CD 13: Intermezzo giocoso Pimpinone

Interpretação: Uta Spreckelsen (Vespetta), Siegmund Nimsgern (Pimpinone) e Ensemble Florilegium Musicum, direcção de Hans Ludwig Hirsch.

Pimpinone está longe de ser a melhor forma de introduzir o ouvinte moderno à ópera de Telemann. Foi um grande sucesso no seu tempo, mas o tipo de humor em que assenta envelheceu mal e, sem acção cénica, nem texto cantado ou sinopse de libreto que guie o ouvinte (como acontece neste caso), arrisca-se a soar como uma senil rábula revisteira.

Esta ópera, cujo libreto é creditado a Johann Philipp Praetorius e que tem por título completo “O casamento desigual entre Vespetta e Pimpinone ou A camareira mandona”, estreou em 1725 na Ópera de Hamburgo, servindo de interlúdio desopilante entre os actos da opera seria Tamerlano, de Handel (que foi dada a ouvir numa versão adaptada por Telemann).

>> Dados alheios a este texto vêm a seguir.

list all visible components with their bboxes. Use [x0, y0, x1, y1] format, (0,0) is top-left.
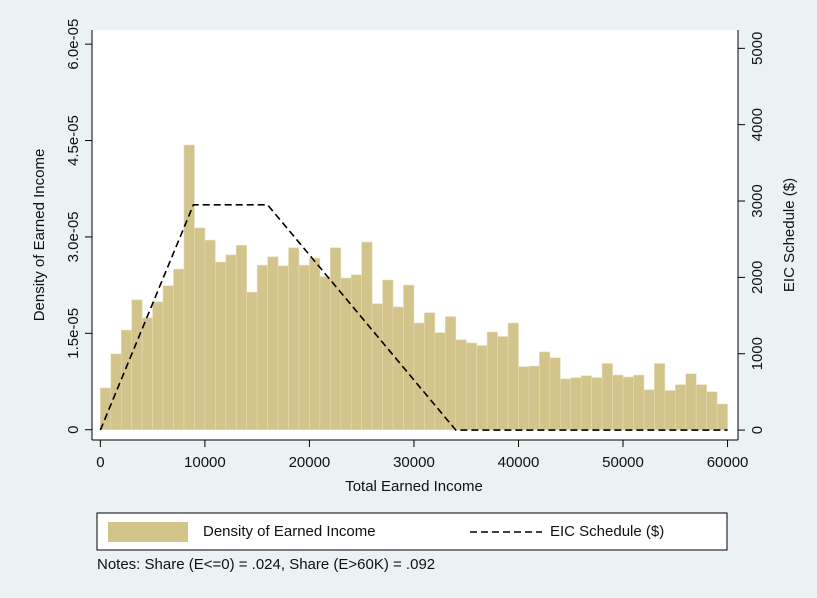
- histogram-bar: [403, 284, 415, 431]
- histogram-bar: [664, 390, 676, 431]
- legend: [96, 512, 728, 551]
- histogram-bar: [549, 357, 561, 431]
- x-tick-label: 10000: [184, 454, 226, 471]
- histogram-bar: [633, 374, 645, 431]
- histogram-bar: [225, 254, 237, 431]
- histogram-bar: [330, 247, 342, 431]
- histogram-bar: [152, 301, 164, 431]
- histogram-bar: [434, 332, 446, 431]
- histogram-bar: [361, 241, 373, 431]
- histogram-bar: [392, 306, 404, 431]
- histogram-bar: [424, 312, 436, 431]
- histogram-bar: [476, 345, 488, 431]
- legend-label: Density of Earned Income: [203, 523, 376, 540]
- histogram-bar: [643, 389, 655, 431]
- histogram-bar: [622, 376, 634, 431]
- histogram-bar: [518, 366, 530, 431]
- histogram-bar: [256, 264, 268, 431]
- histogram-bar: [570, 377, 582, 431]
- histogram-bar: [340, 277, 352, 431]
- histogram-bar: [267, 256, 279, 431]
- histogram-bar: [204, 239, 216, 431]
- histogram-bar: [194, 227, 206, 431]
- note: Notes: Share (E<=0) = .024, Share (E>60K…: [97, 556, 435, 573]
- histogram-bar: [559, 378, 572, 431]
- y2-tick-label: 2000: [749, 261, 766, 294]
- histogram-bar: [110, 353, 122, 431]
- histogram-bar: [695, 384, 707, 431]
- y2-tick-label: 0: [749, 426, 766, 434]
- histogram-bar: [183, 144, 195, 431]
- histogram-bar: [413, 322, 425, 431]
- histogram-bar: [173, 268, 185, 431]
- x-tick-label: 0: [96, 454, 104, 471]
- histogram-bar: [246, 291, 258, 431]
- histogram-bar: [277, 265, 289, 431]
- histogram-bar: [497, 336, 509, 431]
- histogram-bar: [591, 377, 603, 431]
- x-tick-label: 40000: [498, 454, 540, 471]
- x-tick-label: 20000: [289, 454, 331, 471]
- histogram-bar: [298, 264, 310, 431]
- histogram-bar: [486, 331, 498, 431]
- histogram-bar: [319, 276, 331, 431]
- histogram-bar: [141, 317, 153, 431]
- histogram-bar: [601, 363, 613, 431]
- y-tick-label: 6.0e-05: [65, 19, 82, 70]
- histogram-bar: [445, 316, 457, 431]
- y2-tick-label: 4000: [749, 108, 766, 141]
- histogram-bar: [539, 351, 551, 431]
- histogram-bar: [131, 299, 143, 431]
- histogram-bar: [465, 342, 477, 431]
- histogram-bar: [716, 403, 728, 431]
- histogram-bar: [120, 329, 133, 431]
- histogram-bar: [350, 274, 362, 431]
- x-axis-label: Total Earned Income: [345, 478, 483, 495]
- histogram-bar: [528, 365, 540, 431]
- y2-axis-label: EIC Schedule ($): [781, 178, 798, 292]
- y-tick-label: 3.0e-05: [65, 211, 82, 262]
- x-tick-label: 60000: [707, 454, 749, 471]
- histogram-bar: [288, 247, 300, 431]
- histogram-bar: [215, 261, 227, 431]
- y-axis-label: Density of Earned Income: [31, 149, 48, 322]
- y2-tick-label: 3000: [749, 184, 766, 217]
- histogram-bar: [685, 373, 697, 431]
- histogram-bar: [612, 374, 624, 431]
- legend-label: EIC Schedule ($): [550, 523, 664, 540]
- x-tick-label: 30000: [393, 454, 435, 471]
- y2-tick-label: 1000: [749, 337, 766, 370]
- histogram-bar: [162, 285, 174, 431]
- legend-swatch: [108, 522, 188, 542]
- y-tick-label: 0: [65, 426, 82, 434]
- histogram-bar: [507, 322, 519, 431]
- y-tick-label: 1.5e-05: [65, 308, 82, 359]
- histogram-bar: [706, 391, 718, 431]
- histogram-bar: [371, 303, 383, 431]
- y2-tick-label: 5000: [749, 32, 766, 65]
- histogram-bar: [580, 375, 592, 431]
- histogram-bar: [654, 363, 666, 431]
- histogram-bar: [382, 279, 394, 431]
- x-tick-label: 50000: [602, 454, 644, 471]
- histogram-bar: [674, 384, 687, 431]
- histogram-bar: [309, 257, 321, 431]
- histogram-bar: [235, 244, 248, 431]
- y-tick-label: 4.5e-05: [65, 115, 82, 166]
- histogram-bar: [455, 339, 467, 431]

[Dueto “Wilde Hummel! Böser Engel”, por Erica Schuller, Ryan de Ryke e The Haymarket Opera Company, com direcção de Craig Trompeter, ao vivo em Chicago, Outubro de 2013]

A jovem e matreira criada Vespetta consegue convencer o seu velho e rabugento patrão, Pimpinone, a casar-se com ela, mas assim que ascende ao novo estatuto, toma conta da casa e inferniza a vida do marido. É frequente que se apontem as muitas afinidades com o intermezzo La serva padrona (o título é quase idêntico e nos nomes das personagens dá-se a troca de uma Vespetta por um Vespone), estreado em 1733 em Nápoles e que conheceu sucesso retumbante pela Europa fora, mas é possível que La serva padrona e Pimpinone tenham ido buscar inspiração numa fonte comum. Há registo da estreia em Nápoles, em 1708, de um intermezzo intitulado Vespetta e Pimpinone, com música de Tomaso Albinoni e libreto de Pietro Pariati, que obteve grande sucesso e foi reposto e adaptado em várias ocasiões por diversos compositores e libretistas. Telemann, homem cosmopolita e bem informado, certamente que teve contacto com um destes Pimpinones, até porque a música do seu intermezzo é claramente devedora das convenções da ópera cómica italiana.

Telemann compôs milhares de obras mais substanciais do que Pimpinone e esta caixa pode ser um ponto de partida para as descobrir.